Here is my full verdict from October 22nd
#5: The Green Lantern
“It’s not an awful film in that it tries so hard and fails, but rather in that it just doesn’t try” - This was my major problem with Martin Campbell’s boring and lifeless film when I saw it in June. Some films try to hard (as we’ll see later in the list) but Green Lantern just gave up before it even started. It’ll be the death of any trace of originality if Warner Brothers pursue a sequel to this. Pray with me that they don’t.
Here’s my 3 out of 10 full review of the film.
#4: Fright Night
It’s no secret that I hate 3D, but I understand why some films are shot in the technology. The truely dire remake of Fright Night was made even worse because of the 3D I was forced to watch it in; not giving a paying customer the chance to see a film in traditional 2D is a hate crime. It’s a truely horrible experience, but at least I had fun in tearing it apart when I reviewed it on September 4th.
#3: Transformers: Dark Of The Moon
158 minutes minus 8 minutes equals 150 minutes.
That’s what Michael Bay gave us out of over 2 and a half hours of footage; 8 decent minutes. The rest was some of the worst film making I’ve seen in this or any year.

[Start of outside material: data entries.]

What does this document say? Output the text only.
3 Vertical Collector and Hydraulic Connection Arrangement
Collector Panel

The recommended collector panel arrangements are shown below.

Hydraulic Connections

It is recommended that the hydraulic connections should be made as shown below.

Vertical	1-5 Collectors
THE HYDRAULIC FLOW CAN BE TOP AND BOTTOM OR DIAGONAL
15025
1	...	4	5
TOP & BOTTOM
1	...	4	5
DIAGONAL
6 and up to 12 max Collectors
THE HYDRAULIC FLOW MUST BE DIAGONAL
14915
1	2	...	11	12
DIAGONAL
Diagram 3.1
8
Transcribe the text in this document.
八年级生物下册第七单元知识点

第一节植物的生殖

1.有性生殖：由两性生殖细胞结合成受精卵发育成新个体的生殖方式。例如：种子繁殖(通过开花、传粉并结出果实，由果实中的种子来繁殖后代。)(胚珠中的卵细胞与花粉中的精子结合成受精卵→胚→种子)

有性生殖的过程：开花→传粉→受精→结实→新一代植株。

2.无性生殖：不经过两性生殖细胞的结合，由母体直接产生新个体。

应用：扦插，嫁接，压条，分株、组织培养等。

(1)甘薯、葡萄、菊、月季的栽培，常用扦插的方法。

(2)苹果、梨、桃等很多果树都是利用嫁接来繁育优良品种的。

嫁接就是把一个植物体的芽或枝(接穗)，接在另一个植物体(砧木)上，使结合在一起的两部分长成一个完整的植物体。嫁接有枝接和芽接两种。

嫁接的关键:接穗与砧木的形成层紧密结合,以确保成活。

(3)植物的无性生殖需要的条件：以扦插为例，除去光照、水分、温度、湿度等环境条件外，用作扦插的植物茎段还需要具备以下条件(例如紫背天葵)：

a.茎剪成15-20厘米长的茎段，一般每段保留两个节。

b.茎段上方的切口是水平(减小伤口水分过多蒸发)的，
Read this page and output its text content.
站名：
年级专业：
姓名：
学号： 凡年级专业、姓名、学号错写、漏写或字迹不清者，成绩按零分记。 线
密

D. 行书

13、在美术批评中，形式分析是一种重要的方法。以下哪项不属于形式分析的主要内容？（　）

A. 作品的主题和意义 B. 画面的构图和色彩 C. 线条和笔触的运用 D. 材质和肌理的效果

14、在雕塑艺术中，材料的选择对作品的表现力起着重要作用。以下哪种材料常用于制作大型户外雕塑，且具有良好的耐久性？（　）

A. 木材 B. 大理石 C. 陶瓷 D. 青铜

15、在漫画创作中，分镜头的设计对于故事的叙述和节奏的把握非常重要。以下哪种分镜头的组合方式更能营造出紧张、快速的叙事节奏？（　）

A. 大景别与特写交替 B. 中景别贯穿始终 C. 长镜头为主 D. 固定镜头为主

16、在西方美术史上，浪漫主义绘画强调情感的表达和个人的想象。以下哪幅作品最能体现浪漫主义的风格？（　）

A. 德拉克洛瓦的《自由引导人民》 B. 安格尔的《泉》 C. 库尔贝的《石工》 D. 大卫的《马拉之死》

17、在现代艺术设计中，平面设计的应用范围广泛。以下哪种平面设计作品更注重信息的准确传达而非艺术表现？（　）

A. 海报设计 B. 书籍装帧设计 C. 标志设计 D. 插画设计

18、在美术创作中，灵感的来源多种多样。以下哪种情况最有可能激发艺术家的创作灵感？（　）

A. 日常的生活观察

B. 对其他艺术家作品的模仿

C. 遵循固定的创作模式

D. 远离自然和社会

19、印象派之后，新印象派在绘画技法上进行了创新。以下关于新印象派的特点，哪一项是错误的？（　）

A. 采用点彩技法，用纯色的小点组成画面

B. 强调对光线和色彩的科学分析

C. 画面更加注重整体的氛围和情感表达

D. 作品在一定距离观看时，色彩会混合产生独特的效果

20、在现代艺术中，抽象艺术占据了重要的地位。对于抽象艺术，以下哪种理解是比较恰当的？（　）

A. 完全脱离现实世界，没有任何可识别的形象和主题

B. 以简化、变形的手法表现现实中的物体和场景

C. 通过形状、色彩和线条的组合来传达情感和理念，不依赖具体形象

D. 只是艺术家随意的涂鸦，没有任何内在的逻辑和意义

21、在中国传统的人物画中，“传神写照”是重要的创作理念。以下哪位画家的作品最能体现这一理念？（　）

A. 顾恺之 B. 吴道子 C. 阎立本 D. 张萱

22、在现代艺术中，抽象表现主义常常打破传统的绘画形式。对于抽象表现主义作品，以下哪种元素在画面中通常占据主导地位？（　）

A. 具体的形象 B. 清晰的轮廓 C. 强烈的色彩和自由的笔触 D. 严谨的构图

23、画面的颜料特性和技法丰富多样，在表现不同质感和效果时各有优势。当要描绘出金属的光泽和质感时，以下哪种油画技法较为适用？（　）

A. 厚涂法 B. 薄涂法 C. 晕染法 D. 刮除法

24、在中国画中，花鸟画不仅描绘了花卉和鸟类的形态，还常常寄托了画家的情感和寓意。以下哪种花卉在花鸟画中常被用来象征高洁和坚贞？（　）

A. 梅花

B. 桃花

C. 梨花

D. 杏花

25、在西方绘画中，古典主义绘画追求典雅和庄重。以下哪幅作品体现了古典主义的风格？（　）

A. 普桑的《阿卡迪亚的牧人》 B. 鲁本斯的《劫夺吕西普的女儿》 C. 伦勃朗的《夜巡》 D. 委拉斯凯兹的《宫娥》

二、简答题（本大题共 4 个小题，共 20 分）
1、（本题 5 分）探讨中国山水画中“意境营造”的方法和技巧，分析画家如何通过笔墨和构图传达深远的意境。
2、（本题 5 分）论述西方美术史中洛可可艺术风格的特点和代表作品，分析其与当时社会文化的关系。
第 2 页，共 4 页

It is painful to watch this garbage as it unfold in eyeball-destroying 3D, but still there were two other films which upset my senses more than Michael Bay’s best efforts to win that particular prize…
Here is my original rant from July 3rd
#2: The Hangover Part II
The single worse ‘comedy’ I’ve ever seen at the cinema and one of the most appaulingly bad films I’ve seen for years, the sequel to 2009’s amusing (at best) smash hit is everything that’s wrong with Hollywood as a money-making machine. If ever a sequel was unwarranted, then this is it. Utterly devoid of any redeemable qualities - I hated this film with a passion I didn’t know existed.
Here’s my scathing review from when I saw it on May 30th
#1: Battle: Los Angeles
It had to be a monumentally bad film to top a list of bad film’s including Transformers: DOTM and The Hangover Part II, but sadly I saw one.
Battle: Los Angeles made me angry whilst watching it. I was furious that Columbia Pictures would finance what I was seeing on the screen, it is an unforgivable abonimation of cinema. Not an original idea, line, shot, or single frame went into its production. It is not only the worst film of the year, but the worst film I have seen at the cinema from, what I work out to be, about 450-500 movies.
The only place it should be shown is in prison. That’ll teach them.